2012-07-25T22:40:04+00:00

B.A Sports

Guest


You can ban the shoulder charge, but it does not entirely solve the problem because there have been several suspensions this year for a player's shoulder making contact with the head of an opponent and they haven't been making a "shoulder charge". In regard to the article, while yes some shoulder charges occur on the stock standard hit up, plenty of link players get levelled by a body check when the ball is moved quickly across the back line, and the defence finds itself either trying to come up with a big play, or don't have time to get up and lock up the ball. So League may have contributed to a more dangerous shoulder charge environment by moving from the five to 10m rule (which made the game more creative), but it certainly isn't fostered because league is "one-dimensional".

2012-07-25T21:37:51+00:00

oikee

Guest


Interesting, my veiw being we cant ban the shoulder charge.
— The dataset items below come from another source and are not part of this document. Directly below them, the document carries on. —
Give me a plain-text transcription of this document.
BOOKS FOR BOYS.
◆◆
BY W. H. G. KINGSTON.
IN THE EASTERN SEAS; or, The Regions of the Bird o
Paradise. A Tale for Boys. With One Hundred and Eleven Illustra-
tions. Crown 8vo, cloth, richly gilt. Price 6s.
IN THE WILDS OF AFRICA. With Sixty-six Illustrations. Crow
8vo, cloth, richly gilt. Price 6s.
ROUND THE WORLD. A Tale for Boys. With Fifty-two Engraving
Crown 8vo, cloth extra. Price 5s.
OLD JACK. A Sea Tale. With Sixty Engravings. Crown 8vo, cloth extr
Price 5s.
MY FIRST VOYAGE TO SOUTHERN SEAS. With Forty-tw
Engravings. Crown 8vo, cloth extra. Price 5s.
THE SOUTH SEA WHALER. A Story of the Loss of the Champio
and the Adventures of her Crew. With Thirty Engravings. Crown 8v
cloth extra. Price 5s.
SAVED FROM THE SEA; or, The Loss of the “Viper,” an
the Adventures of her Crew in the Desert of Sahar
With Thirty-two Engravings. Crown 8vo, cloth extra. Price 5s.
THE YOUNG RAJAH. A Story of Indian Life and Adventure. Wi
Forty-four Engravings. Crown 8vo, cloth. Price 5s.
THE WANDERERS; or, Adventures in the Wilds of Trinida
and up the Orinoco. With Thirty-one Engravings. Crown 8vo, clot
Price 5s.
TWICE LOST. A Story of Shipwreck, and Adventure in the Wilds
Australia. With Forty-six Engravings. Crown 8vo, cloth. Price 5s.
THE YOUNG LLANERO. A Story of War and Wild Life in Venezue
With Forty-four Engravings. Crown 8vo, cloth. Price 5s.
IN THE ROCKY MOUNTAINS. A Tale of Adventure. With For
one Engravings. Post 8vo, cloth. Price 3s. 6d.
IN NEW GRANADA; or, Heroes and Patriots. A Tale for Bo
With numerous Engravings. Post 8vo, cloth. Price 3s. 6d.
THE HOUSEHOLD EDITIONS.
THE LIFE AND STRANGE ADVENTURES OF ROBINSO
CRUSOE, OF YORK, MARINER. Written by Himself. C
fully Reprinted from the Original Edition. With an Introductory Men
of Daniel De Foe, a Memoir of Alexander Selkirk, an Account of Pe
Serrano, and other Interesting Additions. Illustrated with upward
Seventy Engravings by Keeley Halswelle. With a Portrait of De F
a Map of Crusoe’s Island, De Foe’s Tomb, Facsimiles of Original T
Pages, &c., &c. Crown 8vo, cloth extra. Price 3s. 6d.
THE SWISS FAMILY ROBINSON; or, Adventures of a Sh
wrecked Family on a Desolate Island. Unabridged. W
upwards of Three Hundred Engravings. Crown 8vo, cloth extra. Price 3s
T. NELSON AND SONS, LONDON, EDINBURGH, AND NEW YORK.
This would change the whole fabric of the game. The ball carrier as well, example, Moseo when he charged into Shackleton the other day with his shoulder. ? Would he be charged, and Indris when he bumped a player sideways into the ground. Then you have the ball carriers running at speed into the defence, if the shoulder charge was banned, will the ball carrier have to run upright without being allowed to brace himself with his shoulder. A reverse shoulder charge. Will it mean the ball carrier can be charged, fined. Its a can of worms even trying to ban the shoulder charge. You would change the fabric of the game, Players will need to be thinking about how they tackle, it will become a dogs breakfast. One other point you never mentioned when you were talking about possession, rugby league is a fair game, it gives both teams equal opportunity to create try's and eaqual amount of time with the ball, if both teams dont create any other opportunities other than five plays and kick the ball. So they dont have to dislodge the ball from the carrier, and it is frowned upon to strip the ball as well. The last thing you want is the other team to get anymore than 5 tackles each set. So plenty of opportunity for having the ball. You dont see many games where both teams play at nearly 100%. The games i have seen are quite enjoyable, 5 tackles, kick, 5 tackles kick, this goes on for nearly the whole game, neither side making mistakes or giving away penalties. Because you dont see it often, you get quite cuaght up in the battle with neither team wanting to give a inch or make a mistake. Yes it would be boring if every game was like this, but as i said, it dont happen real often because of human error or discipline. The repeat set is a important part of our game, trying to force another 6 tackles. If they reduce the interchange, this could open the game up even more, fatique and other issues like the little man will come into play. Either way, league is looking good.

2012-07-25T20:31:38+00:00

steve b

Roar Guru


S.F. You paint an interesting picture of the early days ,,good read ,,and yes interesting times ahead for the new commish and which way they will go ,,and where are they do they even exist !!